By Mike Longo Jr.
What a thrilling ride to be behind the body and lens of a camera for more than 34 years! Professionally creating images that freeze a moment in time at a sporting event has been fulfilling.
I've been afforded the opportunity to cover Super Bowls, World Series, Stanley Cup Finals, Olympics, All-Star Games, Final Four, Playoffs, and sports at the professional, college and high school levels. However, this article isn't about me or any accomplishments or awards.
With a little bit of so-called downtime, nothing pressing on the schedule, no deadlines, I did just that. Yes, of course, I had a camera, and yes it was a sporting event. So much for downtime, but this was different.
Sometimes in the daily ritual called life, we need to step back, breathe and recharge. Simply put, it's about a photographer getting back to the root of sport, namely baseball.
Kennedy Township’s baseball complex is where I found that calming, peaceful feeling, solace if you will. There I had the chance to be with a special group of 8-year-old and under baseball players from Montour and freeze some of their special moments.
No McCutcheon, Alonso, Judge or any other multi-million dollar athletes past or present. Those stars were replaced by stars named Tielsch, Wydra and Fabus just to mention a few.
The setting was an all-star tournament consisting of five teams from Montour, Bethel Park, South Fayette, Upper St. Clair and Peters Township. They played in the heat, rain and blazing summer sun with no complaints. Bracketing was a round-robin format complete with back-to-back doubleheaders throughout the days culminating with the championship game Sunday afternoon.
In this age group, the game is more of a developmental nature rather than the traditional style. For the most part, the rules are the same with some exceptions, the biggest difference is it is deemed, "coach pitch." The coach pitches to his own players and is not permitted to field any ball as a player occupies the pitcher's mound for that purpose.
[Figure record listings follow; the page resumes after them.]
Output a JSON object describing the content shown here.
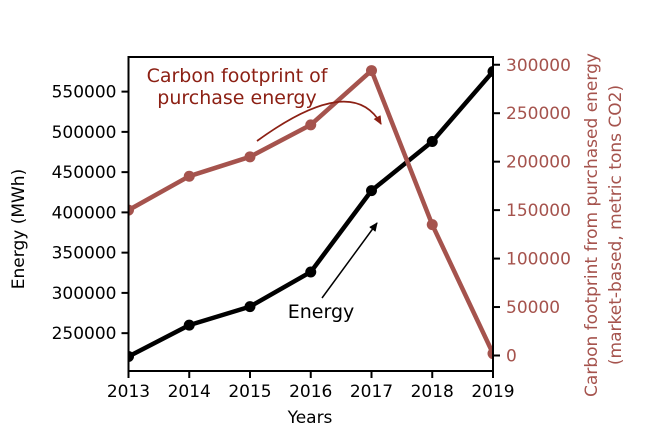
{
  "figure": {
    "background": "#ffffff"
  },
  "chart_data": {
    "type": "line",
    "title": "",
    "grid": false,
    "legend": "none",
    "categories": [
      "2013",
      "2014",
      "2015",
      "2016",
      "2017",
      "2018",
      "2019"
    ],
    "series": [
      {
        "name": "Energy",
        "axis": "left",
        "color": "#000000",
        "marker": "circle",
        "values": [
          221000,
          260000,
          283000,
          326000,
          427000,
          488000,
          575000
        ]
      },
      {
        "name": "Carbon footprint of purchase energy",
        "axis": "right",
        "color": "#a5534d",
        "marker": "circle",
        "values": [
          150000,
          185000,
          205000,
          238000,
          294000,
          135000,
          2000
        ]
      }
    ],
    "x_axis": {
      "label": "Years",
      "color": "#000000"
    },
    "left_axis": {
      "label": "Energy (MWh)",
      "ticks": [
        250000,
        300000,
        350000,
        400000,
        450000,
        500000,
        550000
      ],
      "range": [
        203000,
        593000
      ],
      "color": "#000000"
    },
    "right_axis": {
      "label_line1": "Carbon footprint from purchased energy",
      "label_line2": "(market-based, metric tons CO2)",
      "ticks": [
        0,
        50000,
        100000,
        150000,
        200000,
        250000,
        300000
      ],
      "range": [
        -16000,
        308000
      ],
      "color": "#a5534d"
    },
    "annotations": [
      {
        "id": "carbon-annotation",
        "line1": "Carbon footprint of",
        "line2": "purchase energy",
        "color": "#8c2014"
      },
      {
        "id": "energy-annotation",
        "text": "Energy",
        "color": "#000000"
      }
    ]
  }
}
I'm not flooding this article with individual stats or accolades, but rather giving credit to an entire team, Montour, for stellar play and team accomplishment. They exemplified the meaning of team players, each and every one of them.
There were cheers, tears and high-fives. Frustration and disappointment at times coupled with smiles and celebration. Lest we forget these are children, learning as they play for nothing more than "the love of the game.''
This weekend the boys from Montour put on a show. They hit the ball as hard as any team of 8-year-olds in the area. Paying attention to detail they listen attentively to coaches' instructions resulting in running the bases very well.
Defense wins ball games and this team turned in some defensive gems on the diamond all weekend that turned the heads of many. They make mistakes as we all do, and they lost some games. It wasn't a deterrent; these boys turned it into motivation.
With a true never-say-die attitude, this group of young Spartans gave their all and marched all the way to the championship game. Awaiting Montour was Bethel Park who seemed poised and ready to claim the title.
This championship game was a back-and-forth affair in which each team gained the lead only to relinquish it time and time again. Complete with rocketing hits, close plays at the bases, and strong defensive plays, this contest was destined to go down to the wire. It did not disappoint.
Trailing heading into the sixth inning, the Spartans went to work. Nothing seemed to bother these young boys, especially the score which was spelling impending doom. Montour exploded in the top of the inning with hit after hit, not only tying the game but regaining the lead in dramatic fashion as they plated runs tallying 10 for the contest. The lead was a comfortable five-run cushion as three outs were all that was needed to be named the tournament's best.
Bethel Park, armed with its share of hitters, had a different idea. They plated a few runs to narrow the margin. The end result was too little too late as Montour held on for a 10-7 victory en route to claiming the championship trophy as the top team for the weekend.
Little League contests require no paid admission ticket, however, if this championship matchup did, the contest would have been worth every dime of the cost.
For this group of Spartans, you are champions one and all. I appreciate being invited to be a part of the ride. Perhaps most importantly, thank you for giving me a moment to sit back, breathe, relax and enjoy a weekend with aspiring baseball players out on the diamond for "the love of the game."